Eleonore hatte die Situation auf Seehausen über ihr Erwarten erfreulich gefunden. Das Gut rechtfertigte seinen Namen. Unmittelbar am westlichen Ufer des langgestreckten Sees gelegen, dehnte sich der große Garten bis an das Wasser. In dem ausgedehnten Revier ein anmutiger Wechsel von Gruppen hochstämmiger alter Bäume, schattigen Bosketts und mit Blumenrabatten geschmückten Rasenflächen. Eine stattliche steinerne Terrasse war in den See hineingebaut. Die Hinterseite des zweistöckigen Wohnhauses, aus dessen Mitte ein höherer Giebel aufragte, lag dem Wasser zugekehrt; so hatte Eleonore, die hier wohnte, aus ihren Fenstern einen prachtvollen Blick über einen großen Teil des Gartens und die Breite des Sees auf das gegenüberliegende, fast überall mit Hochwald bekränzte Ufer. Das Haus, eine Schöpfung des Urgroßvaters der Generalin, war von außen und innen noch ganz im Stil der Mitte des vorigen Jahrhunderts; auch hatte die Generalin nicht verabsäumt, Eleonore auf das in Stein gehauene Wappen mit den drei Lilien über dem Hauptportal aufmerksam zu machen. Daß inzwischen Haus und Hof und Gut ihrem ersten Gatten, dem bürgerlichen Herrn Niemann, gehört, und heute ihrer Tochter Hertha gehören würde, hätte er sie nicht zur Universalerbin eingesetzt, war bei dieser Gelegenheit nicht erwähnt worden. Dafür beklagte sie elegisch die Decimierung des alten Meublements, für dessen Wert ihr Gatte – sie meinte damit stets den General – leider gar keinen Sinn gehabt habe, wie denn das auch die mesquine Einrichtung der Stadtwohnung, die durchweg von ihm herrühre, beweise. Da sei es ihm denn ein Kleines gewesen, die kostbarsten Stücke für ein Spottgeld zu verkaufen oder gegen moderne, geschmacklose Sachen einzutauschen. Der Not gehorchend, kommentierte Clementine lächelnd Eleonore das mütterliche Wort.
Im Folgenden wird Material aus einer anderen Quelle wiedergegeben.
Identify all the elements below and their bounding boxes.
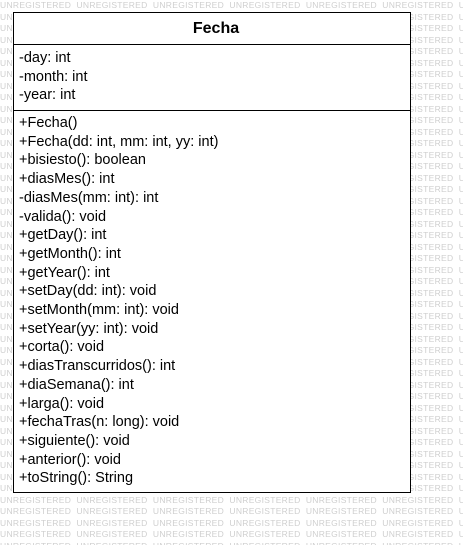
watermark-row: UNREGISTERED UNREGISTERED UNREGISTERED U… [0, 529, 463, 539]
operation-get-year: +getYear(): int [19, 264, 110, 281]
operation-fecha-tras: +fechaTras(n: long): void [19, 414, 180, 431]
operation-anterior: +anterior(): void [19, 451, 121, 468]
operation-set-year: +setYear(yy: int): void [19, 320, 159, 337]
watermark-row: UNREGISTERED UNREGISTERED UNREGISTERED U… [0, 506, 463, 516]
watermark-row: UNREGISTERED UNREGISTERED UNREGISTERED U… [0, 541, 463, 545]
class-name-compartment: Fecha [14, 13, 410, 45]
operation-get-day: +getDay(): int [19, 227, 107, 244]
operation-fecha-constructor: +Fecha() [19, 115, 78, 131]
operations-compartment: +Fecha() +Fecha(dd: int, mm: int, yy: in… [14, 111, 410, 488]
operation-dias-mes: +diasMes(): int [19, 171, 115, 188]
operation-get-month: +getMonth(): int [19, 245, 121, 262]
operation-bisiesto: +bisiesto(): boolean [19, 152, 146, 169]
attribute-day: -day: int [19, 50, 71, 66]
class-name: Fecha [192, 19, 240, 37]
operation-corta: +corta(): void [19, 339, 105, 356]
operation-dia-semana: +diaSemana(): int [19, 376, 134, 393]
attributes-compartment: -day: int -month: int -year: int [14, 45, 410, 111]
watermark-row: UNREGISTERED UNREGISTERED UNREGISTERED U… [0, 0, 463, 10]
attribute-month: -month: int [19, 68, 88, 85]
operation-dias-mes-private: -diasMes(mm: int): int [19, 189, 159, 206]
watermark-row: UNREGISTERED UNREGISTERED UNREGISTERED U… [0, 517, 463, 528]
operation-siguiente: +siguiente(): void [19, 432, 130, 449]
operation-fecha-constructor-params: +Fecha(dd: int, mm: int, yy: int) [19, 133, 219, 150]
operation-dias-transcurridos: +diasTranscurridos(): int [19, 358, 176, 375]
operation-set-day: +setDay(dd: int): void [19, 283, 157, 300]
attribute-year: -year: int [19, 87, 76, 104]
operation-to-string: +toString(): String [19, 470, 134, 487]
watermark-row: UNREGISTERED UNREGISTERED UNREGISTERED U… [0, 494, 463, 505]
operation-valida: -valida(): void [19, 208, 107, 225]
operation-larga: +larga(): void [19, 395, 105, 412]
uml-class-box[interactable]: Fecha -day: int -month: int -year: int +… [13, 12, 411, 493]
operation-set-month: +setMonth(mm: int): void [19, 302, 179, 319]
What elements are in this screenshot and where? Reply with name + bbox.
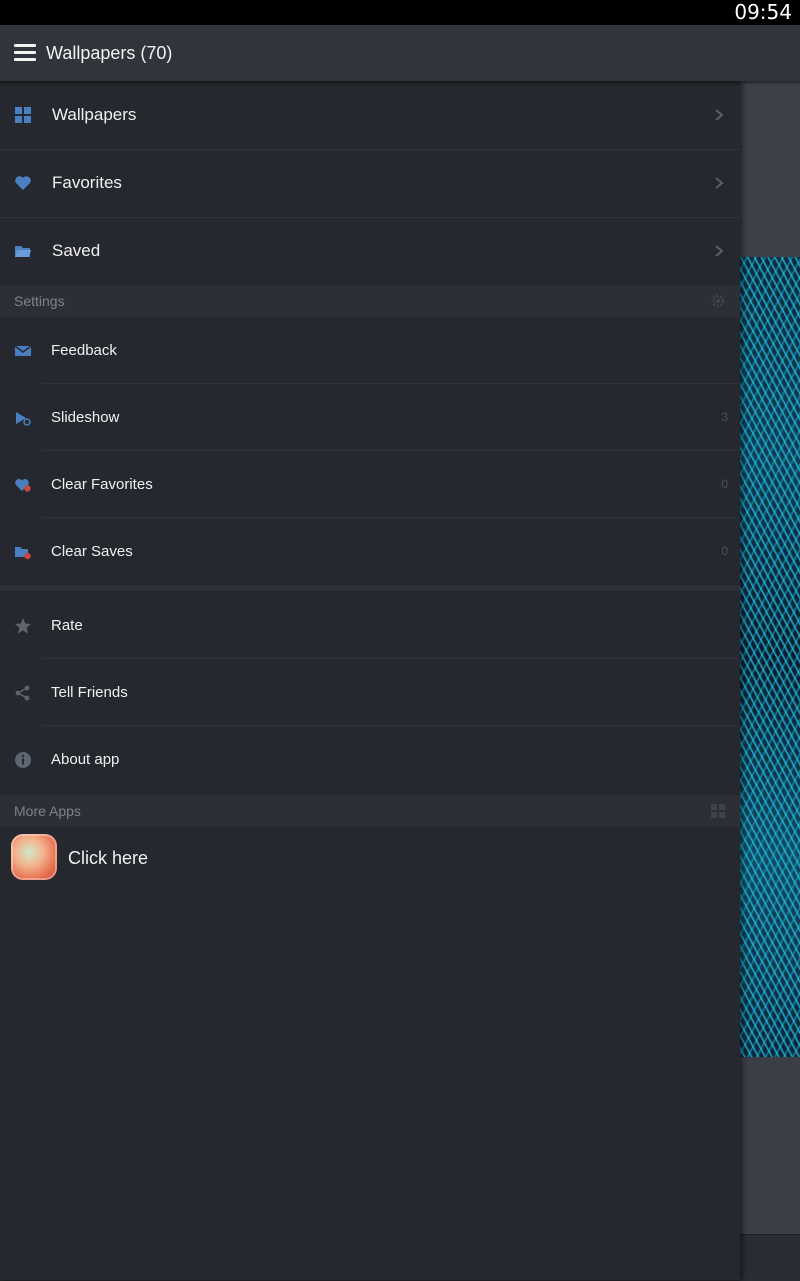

Die beiden Freundinnen waren übereingekommen, den geschlossenen Bund als strenges Geheimnis zu bewahren – ein Entschluß, den die Klugheit gebot. Die Mutter würde die Bevorzugung eines Kindes, das sie, alles in allem, für eine beklagenswerte Zugabe hielt, nicht begriffen und jedenfalls nicht vergeben haben. So begegneten sie sich denn vor den andern mit ruhiger Höflichkeit und entschädigten sich für diese Entsagung durch stundenlanges Geplauder des Abends vor dem Zubettgehen. Clementine hatte es so einzurichten gewußt, daß ihr neben Eleonores Wohn- und Schlafzimmer ein eigenes kleines Zimmer im zweiten Stock angewiesen war. Kittie schlief unten bei der Mama.

Die Generalin überbot sich Eleonore gegenüber in Liebenswürdigkeiten. Sie bat sie wieder und wieder, doch ja jeden Wunsch, den sie etwa hätte, zu äußern; es würde ihr eine Freude sein, ihn zu erfüllen, wofür sie nur beanspruche, sie einfach bei ihrem Namen nennen zu dürfen. Der Name Eleonore sei gar so schön; und »liebe Eleonore, meine beste Eleonore« kam kaum noch von ihren Lippen. Von einem Abhängigkeitsverhältnis war nicht die Rede; ein besonders geehrter und willkommener Gast hätte nicht mit größerer Aufmerksamkeit und Zuvorkommenheit behandelt werden können. Der Unterricht im Englischen, den Eleonore Kittie erteilen sollte, und an dem auch die Generalin teilnehmen wollte, wurde als eine reine Gefälligkeit ihrerseits dargestellt. Inzwischen hatten diese Unterrichtsstunden noch nicht begonnen. Es gab in Haus und Garten zu viel zu zeigen, zu sehen; und man müsse sich doch erst einmal ordentlich ineinander hineinplaudern, meinte die Generalin. Dasselbe meinte Kittie, die immer Mamas Meinung war. Bis auf die Stunden, in denen sie sich zanken, erklärte Clementine mit dem allerliebst malitiösen Lächeln, das Eleonoren jedesmal zum Lachen brachte.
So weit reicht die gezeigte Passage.